One person nicknamed “Susu” said, “Why apologize? It’s just a fact that was accidentally revealed: It’s an unspoken rule—a well-known secret; you’ll get nowhere in the hospital if you don’t have money.”

Another, using the name “Do you know” wrote, “Don’t bother explaining it. If this phenomenon didn’t exist, how could such a banner be displayed? … It involves the issue of red envelopes in the hospital’s operating room. It happened to me when my family was sick … the chief surgeon, anesthesiologist, and all other assisting doctors, you will need to provide everyone with a red envelope. That’s an unspoken rule that everyone knows.”

The “red envelope” is a Chinese new year tradition when the elderly celebrate the holiday by giving children cash in a red envelope. Under the communist regime, it is also a term for bribery.

Netizen “Demolition” wrote, “The hospital said the banner was the nurses’ good intention to build a relaxing atmosphere. But, how can it be relaxing? The hospital was built to make a profit, not for saving lives. It is a shame.”

“Big Game” stated, “The banner only speaks of their minds. How would the nurses decide on a banner like that? It won’t get there without the manager’s approval.”

The hospital issued a statement saying that the staff of the operating room spontaneously organized a gathering in a restaurant to celebrate the new year, “In order to create a relaxed dining atmosphere,” some nurses made the banner and hung it in the dining room; the hospital “apologized” to the public for the “inappropriate content” of the banner.

Kang Hua Hospital, founded in Sept. 2002, is a high-class private hospital with research capacity, in Dongguan City of Guangdong, a coastal province in south China.

Money-Driven System

Dr. Lin Xiuyan (pseudonym), a doctor from Hebei Province in northern China, said the hospital’s emphasis on money-making as indicated by the banner was emblematic of a medical system in China that is fueled by financial incentives.

According to Lin, a doctor’s income is comprised of salary, bonuses, and prescriptions. Prescribing certain medicines is a gray income, “which could be an average of an additional $10,000 a year,” she told the Chinese-language edition of The Epoch Times on Jan. 28.

Lin said, “Hospitals rely on medicines, equipment, and supplies for making money.”

The practice of giving “red envelopes”—envelopes that contain money gifts—has always existed in hospitals in China.

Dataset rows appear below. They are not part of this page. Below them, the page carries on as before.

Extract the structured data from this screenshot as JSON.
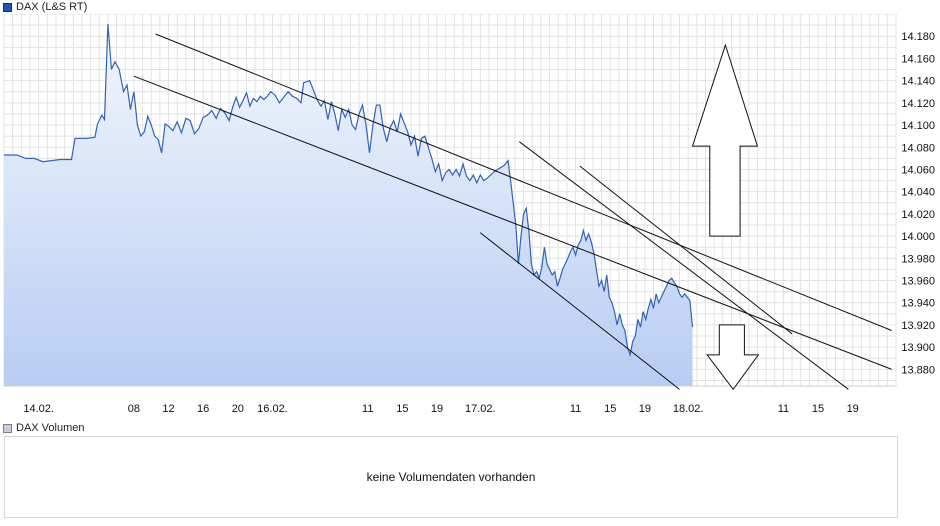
{
  "legend": {
    "price_label": "DAX (L&S RT)",
    "volume_label": "DAX Volumen",
    "price_color": "#1f56b4",
    "volume_color": "#c8cdd6"
  },
  "volume": {
    "message": "keine Volumendaten vorhanden"
  },
  "chart_data": {
    "type": "area",
    "title": "",
    "xlabel": "",
    "ylabel": "",
    "ylim": [
      13865,
      14200
    ],
    "grid": true,
    "y_ticks": [
      "14.180",
      "14.160",
      "14.140",
      "14.120",
      "14.100",
      "14.080",
      "14.060",
      "14.040",
      "14.020",
      "14.000",
      "13.980",
      "13.960",
      "13.940",
      "13.920",
      "13.900",
      "13.880"
    ],
    "x_ticks": [
      {
        "label": "14.02.",
        "t": 21
      },
      {
        "label": "08",
        "t": 32
      },
      {
        "label": "12",
        "t": 36
      },
      {
        "label": "16",
        "t": 40
      },
      {
        "label": "20",
        "t": 44
      },
      {
        "label": "16.02.",
        "t": 48
      },
      {
        "label": "11",
        "t": 59
      },
      {
        "label": "15",
        "t": 63
      },
      {
        "label": "19",
        "t": 67
      },
      {
        "label": "17.02.",
        "t": 72
      },
      {
        "label": "11",
        "t": 83
      },
      {
        "label": "15",
        "t": 87
      },
      {
        "label": "19",
        "t": 91
      },
      {
        "label": "18.02.",
        "t": 96
      },
      {
        "label": "11",
        "t": 107
      },
      {
        "label": "15",
        "t": 111
      },
      {
        "label": "19",
        "t": 115
      }
    ],
    "t_range": [
      17,
      120
    ],
    "series": [
      {
        "color": "#2f63b8",
        "points": [
          [
            17,
            14073
          ],
          [
            18.5,
            14073
          ],
          [
            19.5,
            14070
          ],
          [
            20.5,
            14070
          ],
          [
            21.5,
            14067
          ],
          [
            22.5,
            14068
          ],
          [
            23.5,
            14069
          ],
          [
            24.8,
            14069
          ],
          [
            25.2,
            14088
          ],
          [
            26.5,
            14088
          ],
          [
            27.5,
            14089
          ],
          [
            27.8,
            14101
          ],
          [
            28.3,
            14109
          ],
          [
            28.6,
            14105
          ],
          [
            29,
            14191
          ],
          [
            29.4,
            14150
          ],
          [
            29.8,
            14157
          ],
          [
            30.3,
            14150
          ],
          [
            30.8,
            14130
          ],
          [
            31.2,
            14136
          ],
          [
            31.6,
            14114
          ],
          [
            32,
            14130
          ],
          [
            32.4,
            14100
          ],
          [
            32.8,
            14090
          ],
          [
            33.2,
            14094
          ],
          [
            33.6,
            14108
          ],
          [
            34,
            14100
          ],
          [
            34.4,
            14090
          ],
          [
            34.8,
            14087
          ],
          [
            35.2,
            14075
          ],
          [
            35.6,
            14101
          ],
          [
            36,
            14099
          ],
          [
            36.5,
            14095
          ],
          [
            37,
            14103
          ],
          [
            37.5,
            14093
          ],
          [
            38,
            14106
          ],
          [
            38.5,
            14104
          ],
          [
            39,
            14092
          ],
          [
            39.5,
            14097
          ],
          [
            40,
            14107
          ],
          [
            40.5,
            14109
          ],
          [
            41,
            14113
          ],
          [
            41.5,
            14106
          ],
          [
            42,
            14115
          ],
          [
            42.5,
            14111
          ],
          [
            43,
            14104
          ],
          [
            43.4,
            14116
          ],
          [
            43.8,
            14125
          ],
          [
            44.2,
            14116
          ],
          [
            44.6,
            14122
          ],
          [
            45,
            14129
          ],
          [
            45.4,
            14117
          ],
          [
            45.8,
            14124
          ],
          [
            46.2,
            14121
          ],
          [
            46.6,
            14126
          ],
          [
            47,
            14123
          ],
          [
            47.4,
            14126
          ],
          [
            47.8,
            14130
          ],
          [
            48.3,
            14127
          ],
          [
            48.8,
            14120
          ],
          [
            49.3,
            14125
          ],
          [
            49.8,
            14130
          ],
          [
            50.3,
            14126
          ],
          [
            50.8,
            14124
          ],
          [
            51.3,
            14120
          ],
          [
            51.6,
            14138
          ],
          [
            52.3,
            14140
          ],
          [
            52.8,
            14130
          ],
          [
            53.2,
            14122
          ],
          [
            53.6,
            14117
          ],
          [
            54,
            14122
          ],
          [
            54.4,
            14105
          ],
          [
            54.8,
            14121
          ],
          [
            55.2,
            14110
          ],
          [
            55.6,
            14095
          ],
          [
            56,
            14114
          ],
          [
            56.4,
            14107
          ],
          [
            56.8,
            14114
          ],
          [
            57.2,
            14100
          ],
          [
            57.6,
            14096
          ],
          [
            58,
            14110
          ],
          [
            58.4,
            14118
          ],
          [
            58.8,
            14100
          ],
          [
            59.2,
            14075
          ],
          [
            59.6,
            14100
          ],
          [
            60,
            14118
          ],
          [
            60.4,
            14118
          ],
          [
            60.8,
            14097
          ],
          [
            61.2,
            14085
          ],
          [
            61.6,
            14098
          ],
          [
            62,
            14104
          ],
          [
            62.4,
            14094
          ],
          [
            62.8,
            14110
          ],
          [
            63.2,
            14102
          ],
          [
            63.6,
            14094
          ],
          [
            64,
            14082
          ],
          [
            64.4,
            14090
          ],
          [
            64.8,
            14072
          ],
          [
            65.2,
            14088
          ],
          [
            65.6,
            14090
          ],
          [
            66,
            14080
          ],
          [
            66.4,
            14070
          ],
          [
            66.8,
            14058
          ],
          [
            67.2,
            14065
          ],
          [
            67.6,
            14050
          ],
          [
            68,
            14057
          ],
          [
            68.4,
            14060
          ],
          [
            68.8,
            14055
          ],
          [
            69.2,
            14060
          ],
          [
            69.6,
            14054
          ],
          [
            70,
            14065
          ],
          [
            70.4,
            14054
          ],
          [
            70.8,
            14050
          ],
          [
            71.2,
            14055
          ],
          [
            71.6,
            14048
          ],
          [
            72,
            14055
          ],
          [
            72.4,
            14050
          ],
          [
            72.8,
            14052
          ],
          [
            73.2,
            14055
          ],
          [
            73.6,
            14058
          ],
          [
            74,
            14060
          ],
          [
            74.4,
            14062
          ],
          [
            74.8,
            14064
          ],
          [
            75.2,
            14068
          ],
          [
            75.5,
            14050
          ],
          [
            75.8,
            14030
          ],
          [
            76.1,
            14010
          ],
          [
            76.4,
            13975
          ],
          [
            76.7,
            14000
          ],
          [
            77,
            14020
          ],
          [
            77.3,
            14025
          ],
          [
            77.6,
            14005
          ],
          [
            77.9,
            13975
          ],
          [
            78.2,
            13965
          ],
          [
            78.5,
            13968
          ],
          [
            78.8,
            13962
          ],
          [
            79.1,
            13972
          ],
          [
            79.4,
            13990
          ],
          [
            79.7,
            13975
          ],
          [
            80,
            13970
          ],
          [
            80.3,
            13965
          ],
          [
            80.6,
            13968
          ],
          [
            80.9,
            13955
          ],
          [
            81.2,
            13962
          ],
          [
            81.5,
            13970
          ],
          [
            81.8,
            13975
          ],
          [
            82.1,
            13980
          ],
          [
            82.4,
            13986
          ],
          [
            82.7,
            13990
          ],
          [
            83,
            13983
          ],
          [
            83.3,
            13992
          ],
          [
            83.6,
            13996
          ],
          [
            83.9,
            14005
          ],
          [
            84.2,
            13996
          ],
          [
            84.5,
            14002
          ],
          [
            84.8,
            13995
          ],
          [
            85.1,
            13985
          ],
          [
            85.4,
            13970
          ],
          [
            85.7,
            13955
          ],
          [
            86,
            13960
          ],
          [
            86.3,
            13950
          ],
          [
            86.6,
            13965
          ],
          [
            86.9,
            13945
          ],
          [
            87.2,
            13940
          ],
          [
            87.5,
            13932
          ],
          [
            87.8,
            13920
          ],
          [
            88.1,
            13930
          ],
          [
            88.4,
            13920
          ],
          [
            88.7,
            13915
          ],
          [
            89,
            13900
          ],
          [
            89.3,
            13893
          ],
          [
            89.6,
            13905
          ],
          [
            89.9,
            13910
          ],
          [
            90.2,
            13925
          ],
          [
            90.5,
            13918
          ],
          [
            90.8,
            13932
          ],
          [
            91.1,
            13925
          ],
          [
            91.4,
            13935
          ],
          [
            91.7,
            13943
          ],
          [
            92,
            13935
          ],
          [
            92.3,
            13948
          ],
          [
            92.6,
            13940
          ],
          [
            92.9,
            13945
          ],
          [
            93.2,
            13950
          ],
          [
            93.5,
            13955
          ],
          [
            93.8,
            13960
          ],
          [
            94.1,
            13962
          ],
          [
            94.4,
            13958
          ],
          [
            94.7,
            13955
          ],
          [
            95,
            13948
          ],
          [
            95.3,
            13945
          ],
          [
            95.6,
            13948
          ],
          [
            95.9,
            13945
          ],
          [
            96.2,
            13942
          ],
          [
            96.5,
            13918
          ]
        ]
      }
    ],
    "annotations": {
      "trend_lines": [
        {
          "t1": 34.5,
          "v1": 14182,
          "t2": 119.5,
          "v2": 13915
        },
        {
          "t1": 32,
          "v1": 14144,
          "t2": 119.5,
          "v2": 13880
        },
        {
          "t1": 76.5,
          "v1": 14085,
          "t2": 114.5,
          "v2": 13862
        },
        {
          "t1": 72,
          "v1": 14003,
          "t2": 95,
          "v2": 13862
        },
        {
          "t1": 83.5,
          "v1": 14063,
          "t2": 108,
          "v2": 13912
        }
      ],
      "arrow_up": {
        "t_left": 96.5,
        "t_right": 104,
        "t_center": 100.3,
        "v_tip": 14172,
        "v_shoulder": 14081,
        "v_bottom": 14000,
        "t_shaft_left": 98.5,
        "t_shaft_right": 102
      },
      "arrow_down": {
        "t_left": 98.2,
        "t_right": 104.1,
        "t_center": 101.2,
        "v_top": 13920,
        "v_shoulder": 13893,
        "v_tip": 13862,
        "t_shaft_left": 99.6,
        "t_shaft_right": 102.5
      }
    }
  }
}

All doctors involved in an operation will receive one—the signing doctor, the chief surgeon, and the anesthesiologist. “The wealthy patients in the north will give more, typically thousands of dollars,” Lin said.

She said, “A minor surgery used to be simple, sedation would be sufficient. But now, they use general anesthesia, along with various blood tests, respirator, vascular screening, electroencephalogram, and so forth. The total cost could add up to thousands of dollars. That’s why the operating room is full of money.”

She indicated that hospitals use all possible means to increase the fees to patients. Some doctors even serve as a medicine sales agent for extra earnings.

Lin said that the banner actually tells the other side of the mentality: authorities hope that all operating rooms will make money. “I have heard that some local governments borrowed money from hospitals to pay civil servants,” Lin said.

According to Chinese media, the Chinese civil servants have experienced as much as a 25 percent decrease in pay this year because local governments are running out of cash.